23. Bohr Model -1913
According to Bohr’s atomic model, electrons move in definite orbits around the nucleus, much like planets circle the sun. These orbits, or energy levels, are located at certain distances from the nucleus.

24. The Wave Model
Today’s atomic model is based on the principles of wave mechanics.
According to the theory of wave mechanics, electrons do not move about an atom in a definite path, like the planets around the sun.

25. The Wave Model
In fact, it is impossible to determine the exact location of an electron. The probable location of an electron is based on how much energy the electron has.
According to the modern atomic model, at atom has a small positively charged nucleus surrounded by a large region in which there are enough electrons to make an atom neutral.
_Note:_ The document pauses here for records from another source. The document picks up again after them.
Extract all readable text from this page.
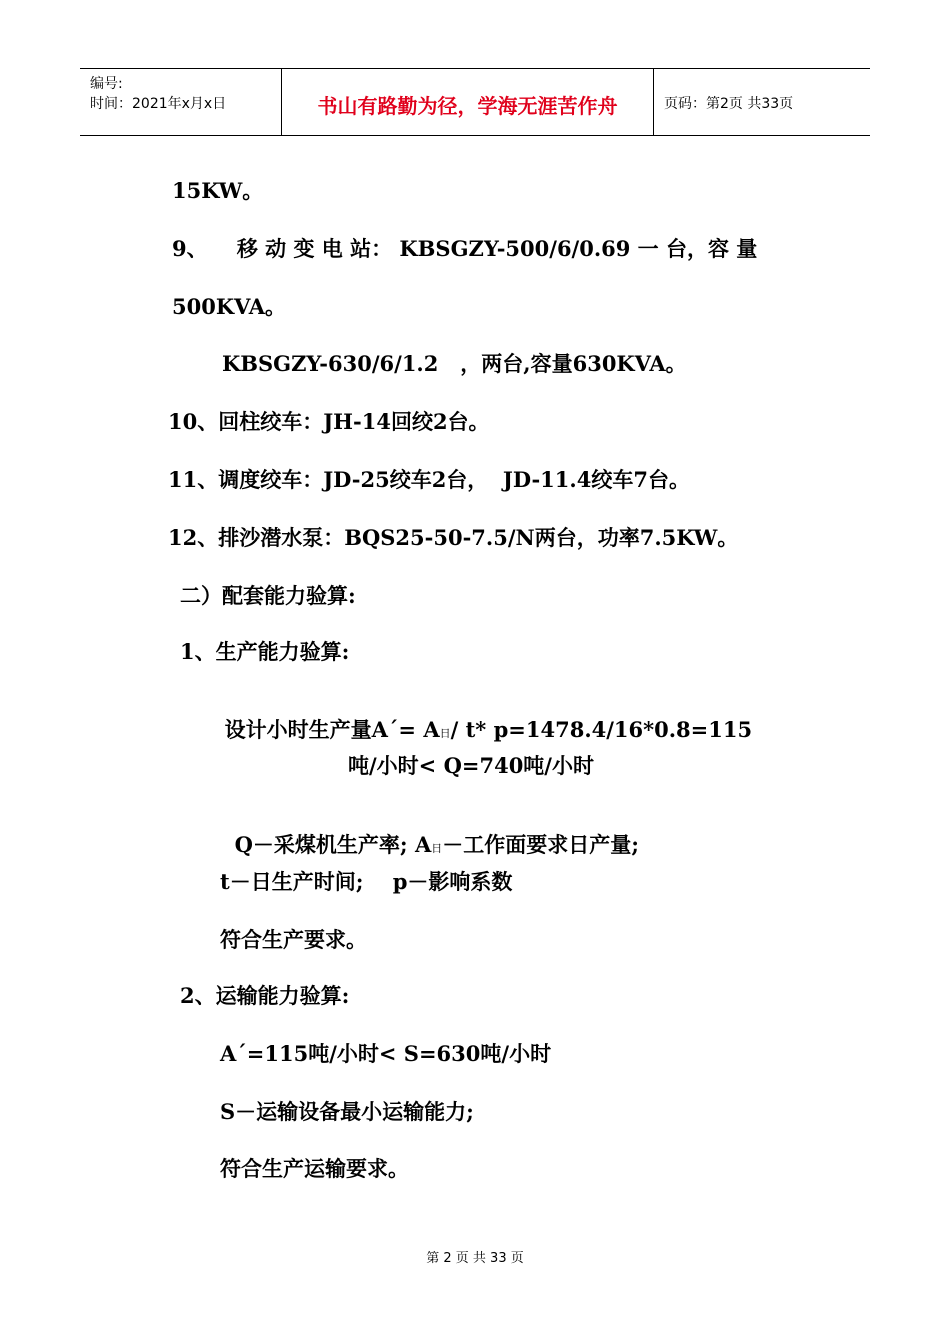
编号:
时间：2021年x月x日	书山有路勤为径，学海无涯苦作舟	页码：第2页 共33页
15KW。
9、    移 动 变 电 站： KBSGZY-500/6/0.69 一 台，容 量
500KVA。
KBSGZY-630/6/1.2   ，两台,容量630KVA。
10、回柱绞车：JH-14回绞2台。
11、调度绞车：JD-25绞车2台，  JD-11.4绞车7台。
12、排沙潜水泵：BQS25-50-7.5/N两台，功率7.5KW。
二）配套能力验算:
1、生产能力验算:

设计小时生产量A´= A日/ t* p=1478.4/16*0.8=115

吨/小时< Q=740吨/小时

Q－采煤机生产率; A日－工作面要求日产量;

t－日生产时间;    p－影响系数
符合生产要求。
2、运输能力验算:
A´=115吨/小时< S=630吨/小时
S－运输设备最小运输能力;
符合生产运输要求。
第 2 页 共 33 页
26. Murray Gell-Mann Won the Nobel Prize for Physics in 1969.
Formulated the a new model of elementary particles.
Had entered Yale University at age 15!
Appreciated for his wide range of interests and sense of humor.

27. Gell-Mann
As new sub-atomic particles were discovered, there was lots of confusion on how to organize and explain them.
Gell-Mann proposed the “strangeness number” and brought in Buddhist philosophy in describing the “eightfold way” to sort them into eight “families”.
There are particles still SMALLER than protons and neutrons – Three “quarks” make up each proton and neutron.

28. Gell-Mann He proposed that there are six “flavors” of quarks:Up
Down
Strange
Charm
Bottom
Top
Three quarks make up each proton and neutron!